Hyper CD-ROM (Petabyte Optical Disc)
- Media type: 3D optical disc
- Capacity: 1 PB, theoretically up to 100 EB
- Read mechanism: based on controlled fluorescence extinction, 300 Mbit/s
- Write mechanism: based on controlled fluorescence extinction, 300 Mbit/s
- Developed by: Storex Technologies, CEO Eugen Pavel
- Dimensions: 10 mm ø 120 mm
- Usage: Data storage, video, audio

= Hyper CD-ROM =

Optical data storage device

The Hyper CD-ROM is a claimed optical data storage device similar to the CD-ROM with a multilayer 3D structure, invented by Romanian scientist Eugen Pavel.

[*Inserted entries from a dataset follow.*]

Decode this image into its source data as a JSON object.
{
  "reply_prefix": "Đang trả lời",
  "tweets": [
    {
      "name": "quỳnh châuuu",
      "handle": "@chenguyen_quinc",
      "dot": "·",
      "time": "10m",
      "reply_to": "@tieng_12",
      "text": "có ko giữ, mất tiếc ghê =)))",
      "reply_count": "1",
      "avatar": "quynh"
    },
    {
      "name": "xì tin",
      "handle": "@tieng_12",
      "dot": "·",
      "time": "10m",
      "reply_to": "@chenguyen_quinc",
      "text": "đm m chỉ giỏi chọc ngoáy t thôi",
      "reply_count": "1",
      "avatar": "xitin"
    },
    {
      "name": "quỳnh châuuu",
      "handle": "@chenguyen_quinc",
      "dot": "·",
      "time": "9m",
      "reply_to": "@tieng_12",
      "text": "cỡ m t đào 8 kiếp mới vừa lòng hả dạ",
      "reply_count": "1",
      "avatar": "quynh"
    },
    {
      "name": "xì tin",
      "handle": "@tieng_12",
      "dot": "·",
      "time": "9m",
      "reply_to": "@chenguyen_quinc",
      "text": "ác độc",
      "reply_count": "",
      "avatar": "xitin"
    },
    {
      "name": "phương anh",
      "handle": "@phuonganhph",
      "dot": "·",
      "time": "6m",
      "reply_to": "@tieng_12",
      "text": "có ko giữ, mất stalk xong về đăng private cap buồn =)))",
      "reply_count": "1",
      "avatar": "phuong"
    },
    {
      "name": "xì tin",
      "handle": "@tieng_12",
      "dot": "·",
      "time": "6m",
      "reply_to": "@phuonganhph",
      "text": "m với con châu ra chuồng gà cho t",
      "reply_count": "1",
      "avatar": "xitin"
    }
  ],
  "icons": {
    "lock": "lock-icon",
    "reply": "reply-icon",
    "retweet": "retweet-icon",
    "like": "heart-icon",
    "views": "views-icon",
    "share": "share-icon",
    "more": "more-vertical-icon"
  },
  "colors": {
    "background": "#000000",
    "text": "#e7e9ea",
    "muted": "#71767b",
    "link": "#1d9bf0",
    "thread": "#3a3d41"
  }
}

The technology is supposedly similar to FMD discs. The bit of data being held as a change in fluorescence characteristics once irradiated with one or two lasers. The target is irradiated with a pulse of laser(s) then a CCD or photodiode wait for an emitted light by the medium due to the fluorescence effect (bit value set to "1" if emitted, else "0").

== Characteristics ==

The reported storage capacity of one such disk is 1 000 000 GB (1 PB), as storage occurs on 2 000 different levels layered inside the glass body of the disk.

It claims to use fluorescent photosensitive material (glass enhanced with rare earth or vitroceramic enhanced with photosensitizing metals) as storage medium.

The Hyper CD-ROM technology is patented in 21 countries: the United States, Canada, Japan, Israel and 17 European states.

Despite its bold claims, the technology has not been shown as a working prototype in the over twenty years since its announcement and there has been no commercial production.

In an interview about his work on the Hyper CD-ROM, Pavel stated that "the research for this project is 100% personal, [and] so is the support for experiments."